— Какое?
— Есть из нее нельзя.
— Салат нельзя?
— И салат в том числе. На нее можно смотреть. А вот салат, тем более со сметаной, в ней делать нельзя.
— А внутри вы изменились?
— Совершенно точно: изменение внешности меняет и характер. Я, например, стал менее рисковым. А вообще внутреннее состояние человека, изменившего внешность, — это действительно занимательно… Штука любопытная.
— Да?
— Понимаете, э-э…
— Аня, — подсказала Светлова.
— Очень приятно. Так вот… Аня. Раньше, когда я входил в комнату, люди делали инстинктивное движение, словно отшатывались. Я думал, что это мне неприятно. А теперь мне этого жаль. Потому что… Словом, я понимаю теперь: я производил впечатление… Меня невозможно было не заметить!
— Да? А каким вы были? Вы… — Аня замялась, — были очень… некрасивым?
— Какая деликатная девушка… — Человек рассмеялся. — Признаюсь как на духу… Удовлетворю девичье любопытство: я был… ужасающе страшным! Нет-нет, все-таки не совсем Квазимодо… И вообще, это не было уродством в полном смысле слова: никаких шрамов, ничего кривого-косого, асимметричного и тому подобного… Но была некоторая агрессивность облика: черные густые брови плюс несколько крючковатый нос. В общем, нечто, что у обывателя ассоциируется с опасностью и злодейством. Этакий боцман Сильвер, который отворяет дверь в портовую таверну, и посетители невольно, неожиданно даже для самих себя, вздрагивают и затихают.
— Ну и как теперь?
— Я жалею. Скорее потерял, чем приобрел. Во-первых, для ведущего криминальной рубрики — а я веду на одесском телевидении именно такую рубрику — это… — он сделал плавный жест, очерчивая свою физиономию, — это благообразие ни к чему… Облик злодея из таверны был более уместен. И вообще… я явно изменился. Возможно, дело именно в том, что, когда я вхожу комнату, никто теперь, ну совершенно никто не отшатывается. Больше того: иногда и головы не поворачивают в мою сторону.
— Это обидно?
— Возможно…
— Но так… спокойней?
— Да, да, конечно… Но вы правы: пожалуй, обидно. Я стал как все.
— Вы могли бы, если бы захотели, вести себя так, как раньше? Побыть немного прежним?
— Пожалуй, нет…
— А зачем вообще делают эти операции?
— По-разному… В криминальном мире это вообще дело обычное.

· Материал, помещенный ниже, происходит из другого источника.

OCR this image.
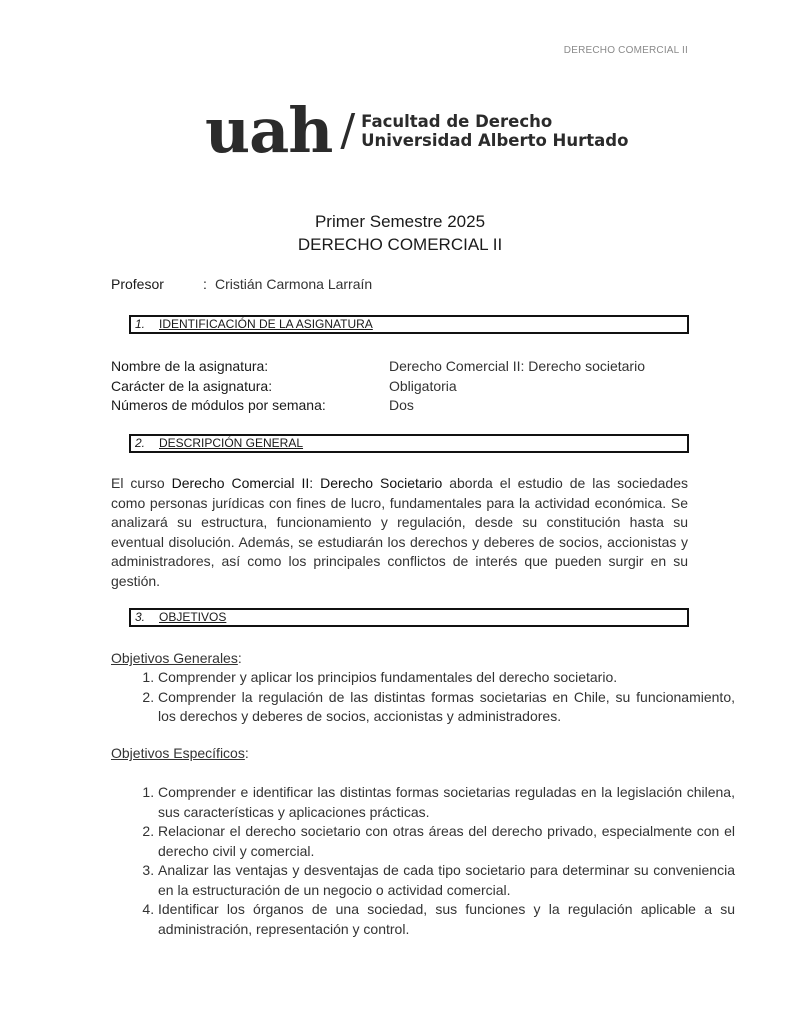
DERECHO COMERCIAL II
uah / Facultad de Derecho
Universidad Alberto Hurtado
Primer Semestre 2025
DERECHO COMERCIAL II
Profesor	: Cristián Carmona Larraín
1.	IDENTIFICACIÓN DE LA ASIGNATURA
Nombre de la asignatura:	Derecho Comercial II: Derecho societario
Carácter de la asignatura:	Obligatoria
Números de módulos por semana:	Dos
2.	DESCRIPCIÓN GENERAL
El curso Derecho Comercial II: Derecho Societario aborda el estudio de las sociedades como personas jurídicas con fines de lucro, fundamentales para la actividad económica. Se analizará su estructura, funcionamiento y regulación, desde su constitución hasta su eventual disolución. Además, se estudiarán los derechos y deberes de socios, accionistas y administradores, así como los principales conflictos de interés que pueden surgir en su gestión.
3.	OBJETIVOS
Objetivos Generales:
1. Comprender y aplicar los principios fundamentales del derecho societario.
2. Comprender la regulación de las distintas formas societarias en Chile, su funcionamiento, los derechos y deberes de socios, accionistas y administradores.
Objetivos Específicos:
1. Comprender e identificar las distintas formas societarias reguladas en la legislación chilena, sus características y aplicaciones prácticas.
2. Relacionar el derecho societario con otras áreas del derecho privado, especialmente con el derecho civil y comercial.
3. Analizar las ventajas y desventajas de cada tipo societario para determinar su conveniencia en la estructuración de un negocio o actividad comercial.
4. Identificar los órganos de una sociedad, sus funciones y la regulación aplicable a su administración, representación y control.
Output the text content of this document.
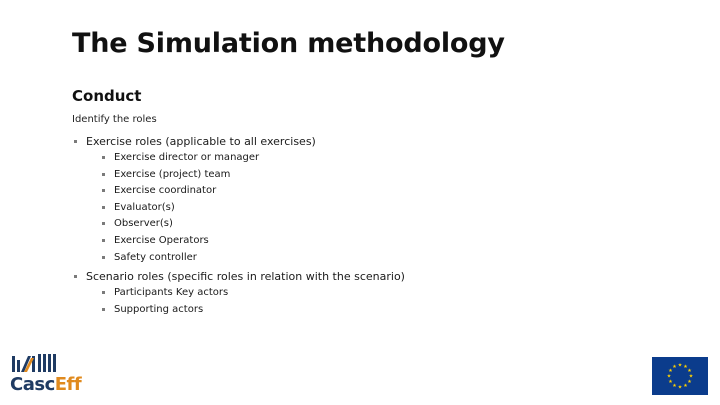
The Simulation methodology
Conduct
Identify the roles
Exercise roles (applicable to all exercises)
Exercise director or manager
Exercise (project) team
Exercise coordinator
Evaluator(s)
Observer(s)
Exercise Operators
Safety controller
Scenario roles (specific roles in relation with the scenario)
Participants Key actors
Supporting actors
CascEff
★ ★
★
★
★
★
★
★
★
★
★
★
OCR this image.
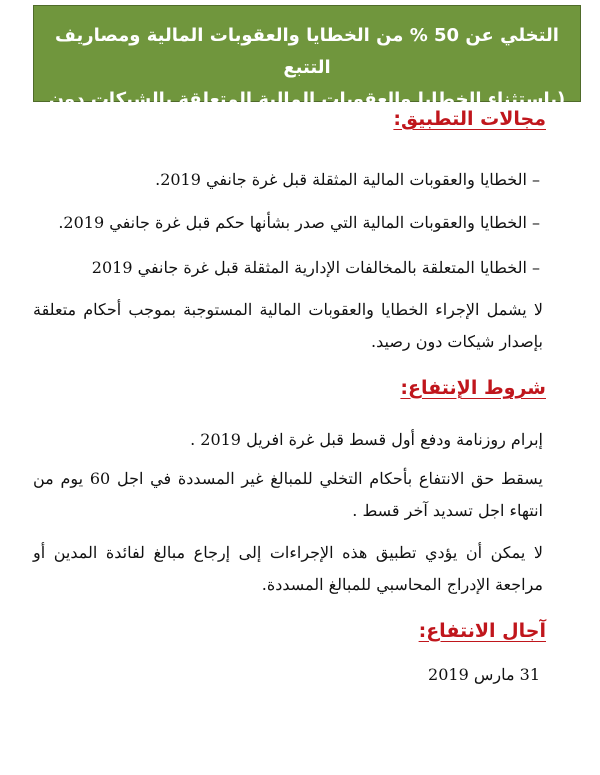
التخلي عن 50 % من الخطايا والعقوبات المالية ومصاريف التتبع
(باستثناء الخطايا والعقوبات المالية المتعلقة بالشيكات دون رصيد )
مجالات التطبيق:
– الخطايا والعقوبات المالية المثقلة قبل غرة جانفي 2019.
– الخطايا والعقوبات المالية التي صدر بشأنها حكم قبل غرة جانفي 2019.
– الخطايا المتعلقة بالمخالفات الإدارية المثقلة قبل غرة جانفي 2019
لا يشمل الإجراء الخطايا والعقوبات المالية المستوجبة بموجب أحكام متعلقة بإصدار شيكات دون رصيد.
شروط الإنتفاع:
إبرام روزنامة ودفع أول قسط قبل غرة افريل 2019 .
يسقط حق الانتفاع بأحكام التخلي للمبالغ غير المسددة في اجل 60 يوم من انتهاء اجل تسديد آخر قسط .
لا يمكن أن يؤدي تطبيق هذه الإجراءات إلى إرجاع مبالغ لفائدة المدين أو مراجعة الإدراج المحاسبي للمبالغ المسددة.
آجال الانتفاع:
31 مارس 2019
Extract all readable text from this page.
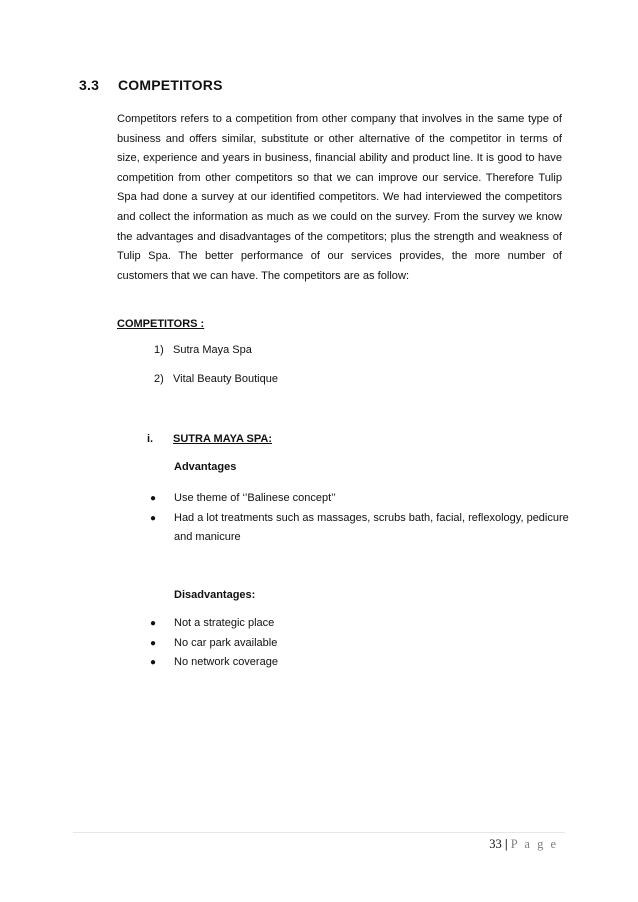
3.3 COMPETITORS
Competitors refers to a competition from other company that involves in the same type of business and offers similar, substitute or other alternative of the competitor in terms of size, experience and years in business, financial ability and product line. It is good to have competition from other competitors so that we can improve our service. Therefore Tulip Spa had done a survey at our identified competitors. We had interviewed the competitors and collect the information as much as we could on the survey. From the survey we know the advantages and disadvantages of the competitors; plus the strength and weakness of Tulip Spa. The better performance of our services provides, the more number of customers that we can have. The competitors are as follow:
COMPETITORS :
1) Sutra Maya Spa
2) Vital Beauty Boutique
i.	SUTRA MAYA SPA:
Advantages
●	Use theme of ‘’Balinese concept’’
●	Had a lot treatments such as massages, scrubs bath, facial, reflexology, pedicure and manicure
Disadvantages:
●	Not a strategic place
●	No car park available
●	No network coverage
33 | P a g e
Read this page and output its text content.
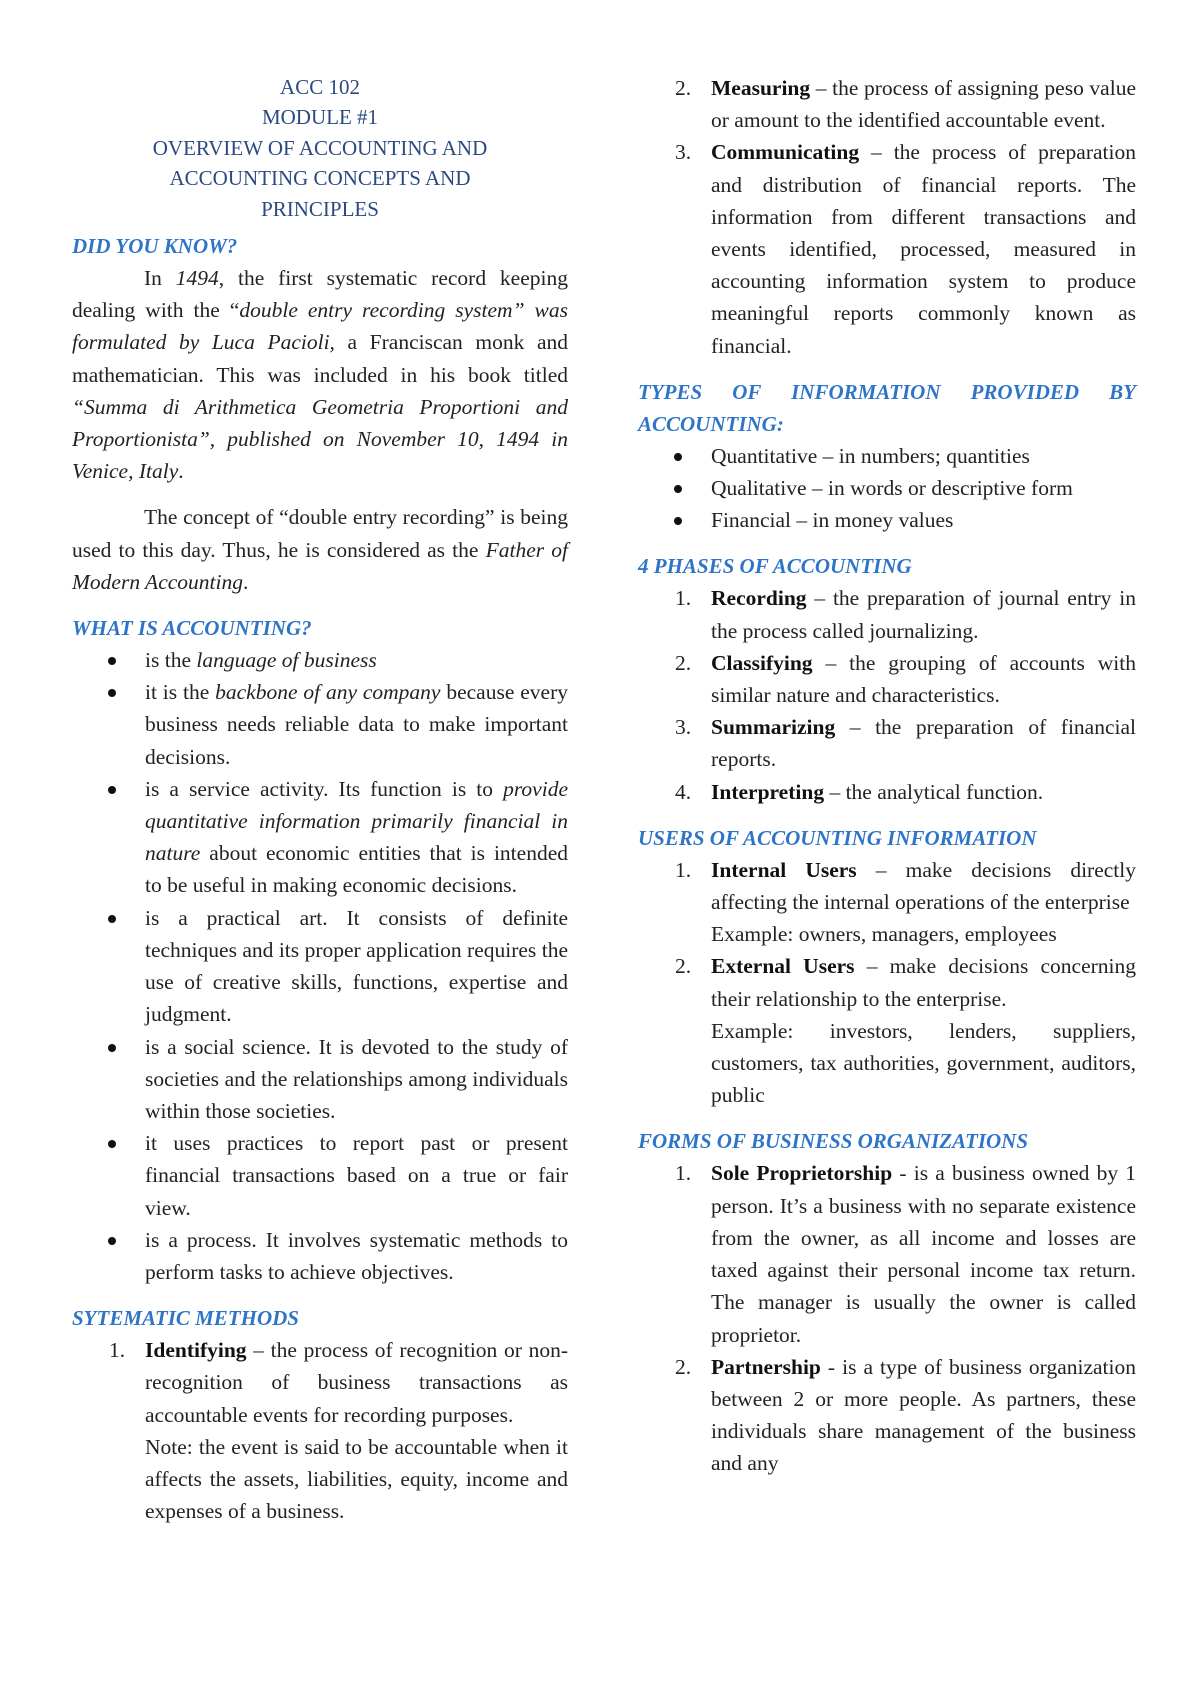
ACC 102
MODULE #1
OVERVIEW OF ACCOUNTING AND
ACCOUNTING CONCEPTS AND
PRINCIPLES
DID YOU KNOW?

In 1494, the first systematic record keeping dealing with the “double entry recording system” was formulated by Luca Pacioli, a Franciscan monk and mathematician. This was included in his book titled “Summa di Arithmetica Geometria Proportioni and Proportionista”, published on November 10, 1494 in Venice, Italy.

The concept of “double entry recording” is being used to this day. Thus, he is considered as the Father of Modern Accounting.

WHAT IS ACCOUNTING?
is the language of business
it is the backbone of any company because every business needs reliable data to make important decisions.
is a service activity. Its function is to provide quantitative information primarily financial in nature about economic entities that is intended to be useful in making economic decisions.
is a practical art. It consists of definite techniques and its proper application requires the use of creative skills, functions, expertise and judgment.
is a social science. It is devoted to the study of societies and the relationships among individuals within those societies.
it uses practices to report past or present financial transactions based on a true or fair view.
is a process. It involves systematic methods to perform tasks to achieve objectives.
SYTEMATIC METHODS
1. Identifying – the process of recognition or non-recognition of business transactions as accountable events for recording purposes.
Note: the event is said to be accountable when it affects the assets, liabilities, equity, income and expenses of a business.
2. Measuring – the process of assigning peso value or amount to the identified accountable event.
3. Communicating – the process of preparation and distribution of financial reports. The information from different transactions and events identified, processed, measured in accounting information system to produce meaningful reports commonly known as financial.
TYPES OF INFORMATION PROVIDED BY ACCOUNTING:
Quantitative – in numbers; quantities
Qualitative – in words or descriptive form
Financial – in money values
4 PHASES OF ACCOUNTING
1. Recording – the preparation of journal entry in the process called journalizing.
2. Classifying – the grouping of accounts with similar nature and characteristics.
3. Summarizing – the preparation of financial reports.
4. Interpreting – the analytical function.
USERS OF ACCOUNTING INFORMATION
1. Internal Users – make decisions directly affecting the internal operations of the enterprise
Example: owners, managers, employees
2. External Users – make decisions concerning their relationship to the enterprise.
Example: investors, lenders, suppliers, customers, tax authorities, government, auditors, public
FORMS OF BUSINESS ORGANIZATIONS
1. Sole Proprietorship - is a business owned by 1 person. It’s a business with no separate existence from the owner, as all income and losses are taxed against their personal income tax return. The manager is usually the owner is called proprietor.
2. Partnership - is a type of business organization between 2 or more people. As partners, these individuals share management of the business and any
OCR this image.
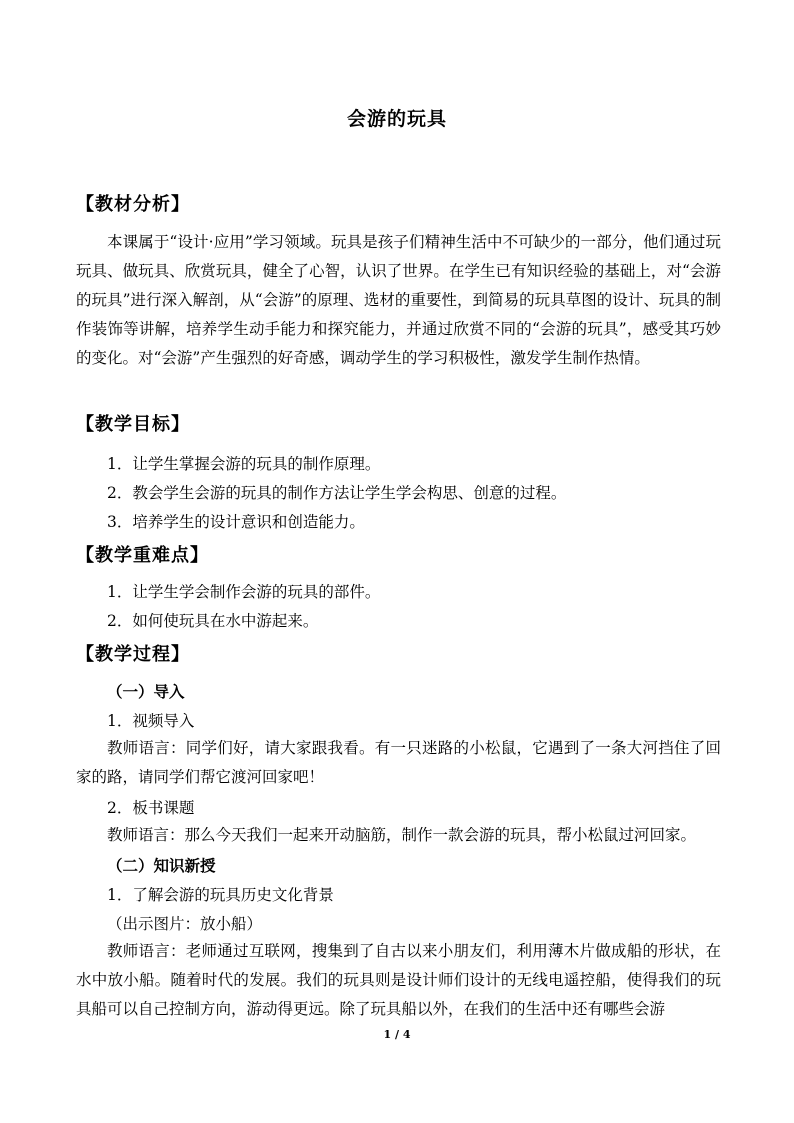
会游的玩具
【教材分析】
本课属于“设计·应用”学习领域。玩具是孩子们精神生活中不可缺少的一部分，他们通过玩玩具、做玩具、欣赏玩具，健全了心智，认识了世界。在学生已有知识经验的基础上，对“会游的玩具”进行深入解剖，从“会游”的原理、选材的重要性，到简易的玩具草图的设计、玩具的制作装饰等讲解，培养学生动手能力和探究能力，并通过欣赏不同的“会游的玩具”，感受其巧妙的变化。对“会游”产生强烈的好奇感，调动学生的学习积极性，激发学生制作热情。
【教学目标】
1．让学生掌握会游的玩具的制作原理。
2．教会学生会游的玩具的制作方法让学生学会构思、创意的过程。
3．培养学生的设计意识和创造能力。
【教学重难点】
1．让学生学会制作会游的玩具的部件。
2．如何使玩具在水中游起来。
【教学过程】
（一）导入
1．视频导入
教师语言：同学们好，请大家跟我看。有一只迷路的小松鼠，它遇到了一条大河挡住了回家的路，请同学们帮它渡河回家吧！
2．板书课题
教师语言：那么今天我们一起来开动脑筋，制作一款会游的玩具，帮小松鼠过河回家。
（二）知识新授
1．了解会游的玩具历史文化背景
（出示图片：放小船）
教师语言：老师通过互联网，搜集到了自古以来小朋友们，利用薄木片做成船的形状，在水中放小船。随着时代的发展。我们的玩具则是设计师们设计的无线电遥控船，使得我们的玩具船可以自己控制方向，游动得更远。除了玩具船以外，在我们的生活中还有哪些会游
1 / 4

Некоторые товарищи, например, жен своих, любовниц заставляют делать пластические операции… Знаете, понравится какая-нибудь красавица на картинке — и «хочу, чтобы ты такой же стала!». Кроят, подгоняют женщину, как одежду, под свой вкус или блажь… На скольких таких несчастных дам я в клинике насмотрелся! Плачут, боятся, не хотят на операцию идти…
— Но идут?
— Да от такого мужа и возлюбленного куда денешься?! На дне моря сыщет…
Вот!
Аня спускалась по эскалатору на «Шаболовской».
Джуля связалась с бандитом… Теперь она его собственность! Операцию заставил сделать…
Именно так, как сказал этот журналист: а куда денешься?!
А возможно, Джульетта теперь и сама рада забыть свою прежнюю жизнь. Что у нее там было: тиранка-мать и профессия проститутки…
И всякое напоминание об этой прежней жизни в виде школьной подруги, приготовившейся к расспросам, Джульетте ни к чему.
И играть, актерствовать Джуле не надо. Как объяснил этот журналист: человек, изменивший внешность, действительно становится другим.
Но хочет того Джульетта или нет, а Светлова с ней поговорить обязана. В конце-то концов: мучить так несчастную Елену Давыдовну…
Может, кстати говоря, это Джулькино исчезновение — вообще месть Елене Давыдовне?! Но даже нелюбовь к отравившим жизнь родителям все-таки должна иметь какие-то цивилизованные пределы.
А сама Аня сколько пережила, пока Джульетту искала!
Аня подстерегла ее у «Молотка».
Красавица — эта бывшая Джульетта, — как и уверял официант, была действительно завсегдатаем этого ресторана.
— Джуля!
Женщина вздрогнула.
— Джулька… — начала Анна свой заготовленный заранее проникновенный монолог.
— Вы, кажется, меня за кого-то принимаете?
— Джулька, я могу тебе чем-то помочь?
— Мне помочь? — Женщина рассмеялась.
Она окинула надменным взором Анины джинсы и дутую курку:
— Вы бы себе, милая, помогли. Не помешает.
— Джульетта!
— Вы точно меня ни с кем не перепутали?!